Trump budget mirrors disastrous Kansas plan
Policy makers, government officials and journalists from Kansas are going out of their way to point at the state’s fiscal crisis as an example of what awaits the rest of the country if President Trump’s proposed budget is adopted by Congress.
While that’s unlikely — Sen. John McCain, R-Ariz., called Trump’s budget “dead on arrival” when it was released as an outline earlier this month — it’s worth contemplating why the Trump administration would promote a tax and spending plan similar to the one that has left Kansas in a shambles.
What they have in common is Arthur Laffer, the guru of “supply-side economics” since the Reagan era and one of the architects of a tax plan Kansas Gov. Sam Brownback started promoting in 2012 and persuaded the legislature to enact in 2013.
The “Laffer curve” illustrates a theory that lower taxes stimulate economic activity and lead to more revenues. Brownback bit on this theory — hard. As part of the state’s largest-ever tax cuts, Kansas slashed its business tax rate down to zero percent.
Economic growth from tax cuts never materialized, saddling the state with massive budget hole and leaving schools drastically underfunded.
“But tax cuts were only half of the Brownback experiment,” the Kansas City Star noted in an editorial critical of Trump’s plan. The state reduced funding for its social safety net — just as Trump is proposing. Trump’s budget looks to cut federal spending by $3.6 trillion over the next decade, slashing funding to many agencies and programs, including Medicaid.
The poverty rate in Kansas worsened; with no revenue windfall to absorb the demand for more services. The state ended up raising its sales tax rate, now one of the highest in the nation. Meanwhile, Democrats and Republicans are seeking to rescind business tax breaks as the state struggles to balance it books.
The linchpin of the Brownback plan, as with Trump’s, was a huge cut to taxes paid by limited liability companies (LLCs) and so-called “pass-through” businesses. Eliminating the state tax on most, if not all, of an independent business owner’s income was supposed to spur investment and create new jobs.
When Brownback campaigned for re-election in 2014, he pledged his tax plan would add 100,000 new jobs over four years.
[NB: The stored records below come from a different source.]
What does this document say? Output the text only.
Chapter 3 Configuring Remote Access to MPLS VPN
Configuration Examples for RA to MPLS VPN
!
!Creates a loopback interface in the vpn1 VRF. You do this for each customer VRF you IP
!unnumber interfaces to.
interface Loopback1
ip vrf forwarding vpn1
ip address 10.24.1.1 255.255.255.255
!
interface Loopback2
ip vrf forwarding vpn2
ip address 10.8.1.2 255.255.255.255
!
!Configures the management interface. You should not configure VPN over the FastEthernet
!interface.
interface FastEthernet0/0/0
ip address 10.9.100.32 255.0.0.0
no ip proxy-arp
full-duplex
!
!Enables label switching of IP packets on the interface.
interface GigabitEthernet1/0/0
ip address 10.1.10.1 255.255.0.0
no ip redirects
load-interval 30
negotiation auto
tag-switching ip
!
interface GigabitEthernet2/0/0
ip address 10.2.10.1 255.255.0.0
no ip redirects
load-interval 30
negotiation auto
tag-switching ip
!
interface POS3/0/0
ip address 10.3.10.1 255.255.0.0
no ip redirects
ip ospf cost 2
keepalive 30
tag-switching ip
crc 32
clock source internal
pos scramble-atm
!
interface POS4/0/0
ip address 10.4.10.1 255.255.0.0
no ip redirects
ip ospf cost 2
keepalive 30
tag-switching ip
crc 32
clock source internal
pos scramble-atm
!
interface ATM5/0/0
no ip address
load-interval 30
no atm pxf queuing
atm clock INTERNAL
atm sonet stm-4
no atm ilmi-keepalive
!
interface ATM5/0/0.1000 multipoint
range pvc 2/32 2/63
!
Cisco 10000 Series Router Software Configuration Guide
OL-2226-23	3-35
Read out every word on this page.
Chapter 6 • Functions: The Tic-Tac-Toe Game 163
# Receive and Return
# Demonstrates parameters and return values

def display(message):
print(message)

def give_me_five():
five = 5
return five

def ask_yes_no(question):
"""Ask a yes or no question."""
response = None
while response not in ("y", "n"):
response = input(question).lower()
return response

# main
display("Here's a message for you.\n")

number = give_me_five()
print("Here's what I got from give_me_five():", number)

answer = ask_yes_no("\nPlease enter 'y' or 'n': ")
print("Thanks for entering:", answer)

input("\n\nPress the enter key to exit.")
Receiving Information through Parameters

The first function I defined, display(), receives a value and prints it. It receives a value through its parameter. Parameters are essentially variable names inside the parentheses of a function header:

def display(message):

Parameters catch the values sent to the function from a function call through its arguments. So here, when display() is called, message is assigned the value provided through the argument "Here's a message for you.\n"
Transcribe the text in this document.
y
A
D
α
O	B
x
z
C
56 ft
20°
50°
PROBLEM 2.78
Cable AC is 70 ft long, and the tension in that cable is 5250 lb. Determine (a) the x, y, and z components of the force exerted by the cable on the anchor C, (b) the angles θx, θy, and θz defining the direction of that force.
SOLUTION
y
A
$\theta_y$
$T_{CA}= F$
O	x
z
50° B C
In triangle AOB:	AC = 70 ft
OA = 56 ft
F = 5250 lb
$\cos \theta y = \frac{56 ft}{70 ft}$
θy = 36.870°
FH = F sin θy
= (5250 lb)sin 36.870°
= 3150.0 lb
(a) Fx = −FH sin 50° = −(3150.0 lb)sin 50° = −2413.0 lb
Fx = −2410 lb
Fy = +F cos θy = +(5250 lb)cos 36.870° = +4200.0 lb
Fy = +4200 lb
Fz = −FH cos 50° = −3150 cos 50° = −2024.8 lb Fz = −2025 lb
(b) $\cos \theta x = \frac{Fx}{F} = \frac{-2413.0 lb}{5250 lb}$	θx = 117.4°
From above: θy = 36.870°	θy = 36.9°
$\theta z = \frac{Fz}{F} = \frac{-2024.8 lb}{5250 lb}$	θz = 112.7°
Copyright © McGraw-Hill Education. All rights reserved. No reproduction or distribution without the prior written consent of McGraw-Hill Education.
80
But as The Guardian’s Dominic Rushe reported, by March of this year, the state had added just 12,400 private-sector jobs.
Despite the cautionary tale arising from the plains, Trump’s key economic allies are insisting that the biggest tax cuts in history will pay for themselves by stimulating economic growth.
We’re more apt to listen to the people who have suffered through this policy failure.
“Take it from those who live and work in Kansas,” the Star’s May 23 editoral concludes. “This doesn’t end well. America has been warned.”